The irrational need to start all WO processes with the letter C 😉

More seriously – this addresses legal directives/frameworks which influence the behaviour of participants for fear of legal redress

Cohesion

Addressing the extent to which distributed componets of the larger WO eco-system align to support an overall work-flow assuming a trusted position in providing a range of services and sources.

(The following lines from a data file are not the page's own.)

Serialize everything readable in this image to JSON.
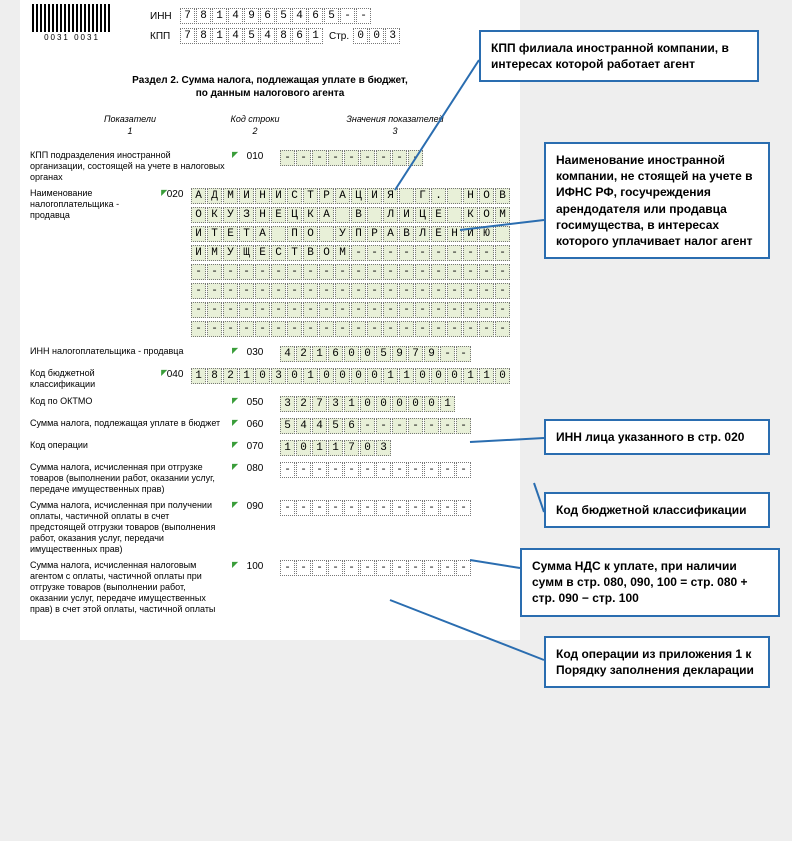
{
  "barcode_number": "0031 0031",
  "header": {
    "inn_label": "ИНН",
    "inn_value": "7814965465--",
    "kpp_label": "КПП",
    "kpp_value": "781454861",
    "str_label": "Стр.",
    "str_value": "003"
  },
  "section_title_line1": "Раздел 2. Сумма налога, подлежащая уплате в бюджет,",
  "section_title_line2": "по данным налогового агента",
  "col_headers": {
    "c1": "Показатели",
    "c2": "Код строки",
    "c3": "Значения показателей"
  },
  "col_nums": {
    "c1": "1",
    "c2": "2",
    "c3": "3"
  },
  "rows": {
    "r010": {
      "desc": "КПП подразделения иностранной организации, состоящей на учете в налоговых органах",
      "code": "010",
      "value": "---------",
      "len": 9,
      "green": true
    },
    "r020": {
      "desc": "Наименование налогоплательщика - продавца",
      "code": "020",
      "lines": [
        "АДМИНИСТРАЦИЯ Г. НОВ",
        "ОКУЗНЕЦКА В ЛИЦЕ КОМ",
        "ИТЕТА ПО УПРАВЛЕНИЮ ",
        "ИМУЩЕСТВОМ----------",
        "--------------------",
        "--------------------",
        "--------------------",
        "--------------------"
      ],
      "len": 20,
      "green": true
    },
    "r030": {
      "desc": "ИНН налогоплательщика - продавца",
      "code": "030",
      "value": "4216005979--",
      "len": 12,
      "green": true
    },
    "r040": {
      "desc": "Код бюджетной классификации",
      "code": "040",
      "value": "18210301000011000110",
      "len": 20,
      "green": true
    },
    "r050": {
      "desc": "Код по ОКТМО",
      "code": "050",
      "value": "32731000001",
      "len": 11,
      "green": true
    },
    "r060": {
      "desc": "Сумма налога, подлежащая уплате в бюджет",
      "code": "060",
      "value": "54456-------",
      "len": 12,
      "green": true
    },
    "r070": {
      "desc": "Код операции",
      "code": "070",
      "value": "1011703",
      "len": 7,
      "green": true
    },
    "r080": {
      "desc": "Сумма налога, исчисленная при отгрузке товаров (выполнении работ, оказании услуг, передаче имущественных прав)",
      "code": "080",
      "value": "------------",
      "len": 12,
      "green": false
    },
    "r090": {
      "desc": "Сумма налога, исчисленная при получении оплаты, частичной оплаты в счет предстоящей отгрузки товаров (выполнения работ, оказания услуг, передачи имущественных прав)",
      "code": "090",
      "value": "------------",
      "len": 12,
      "green": false
    },
    "r100": {
      "desc": "Сумма налога, исчисленная налоговым агентом с оплаты, частичной оплаты при отгрузке товаров (выполнении работ, оказании услуг, передаче имущественных прав) в счет этой оплаты, частичной оплаты",
      "code": "100",
      "value": "------------",
      "len": 12,
      "green": false
    }
  },
  "annotations": {
    "a1": "КПП филиала иностранной компании, в интересах которой работает агент",
    "a2": "Наименование иностранной компании, не стоящей на учете в ИФНС РФ, госучреждения арендодателя или продавца госимущества, в интересах которого уплачивает налог агент",
    "a3": "ИНН лица указанного в стр. 020",
    "a4": "Код бюджетной классификации",
    "a5": "Сумма НДС к уплате, при наличии сумм в стр. 080, 090, 100 = стр. 080 + стр. 090 − стр. 100",
    "a6": "Код операции из приложения 1 к Порядку заполнения декларации"
  },
  "ann_style": {
    "border_color": "#2a6db0",
    "bg_color": "#ffffff"
  }
}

Contract (contractual agreement)

The creation of formal agreements/rules etc regulating the use/operation of WO systems and services

Conclusions

Support for hypothesis testing and decision modelling

Consistency

Address the tendency of consistent standards for sources, services and processes to emerge over time (certain aspects of system become less chaotic/dynamic over time)

Cascades

Addresses the creation of dynamic patterns of themes, and activities in the form of meta-data about the operation/usage of the WO. This belongs to “observing the observatory” or “Observing the Observers” and might be thought of as “observometrics”.

Credit

Distinct from academic citation, Credit describes attribution for discovery, participation or sharing within the eco-system resulting generally in positive (vs negative) reputation.

Catalysing

Addressing the meme effect of propogating interest and research on the WO through the community

Collective Action

Addressing the effect of providing a platform around which entities may act collectively based on communities of interest

Commercialisation

Accounting for the effect that certain sources, and services may not be free-of-charge but rather offered on a freemium or full commercial basis as a funding model to address the costs of providing the service.

Consensus (Convergance)

Accounting for the effect that understanding around certain topics may converge over time as a result of discussion/collaboration across the WO

Convention

Accounting for the effect where partcular patterns of usage, behaviour and operation may become de facto rather than de jure over time as an expression of the wishes, style and preferences of the community of users and providers.

Credibility

Accounting for the effect of increasing or decreasing reputation in terms of the accuracy, quality, contribution etc of a WO entity (Source, Service or User)

Confidence

Observers may wish to base sensitive calculations/decisions on the observed data and hence trust + provenance will be required – particularly for automated/unattended processes.

Complexity

The effect of operation and interoperation of many different datasets, tools, experiments and participants. The not only studies complex social machine but is itself, potentially, a complex social machine.

Consequence

The results (positive/negative) resulting from the identification, attribution and accountability around the use of data/services under particular agreements

Culture (Cultural norms)

The emerging typical behaviours and standards that informally appear over the lifetime of a social machine. i.e. not expressed through formal contracts but as modus vivendi practice

The Web is something like a piano ..

You can understand everything about a piano’s construction (the materials, the engineering, the scale lengths and tunings) and indeed those things are relevant at some level. All this information, however, tells you almost NOTHING about the essence of music nor the great works of jazz,  gospel and soul.

The Web offers a similar problem – the components and engineering describe clearly what the technical vocabulary/grammar is and can allow us to look for meaningful patterns in the oceans of data – but tells almost nothing about all the things, both great and terrible, that the Web may produce.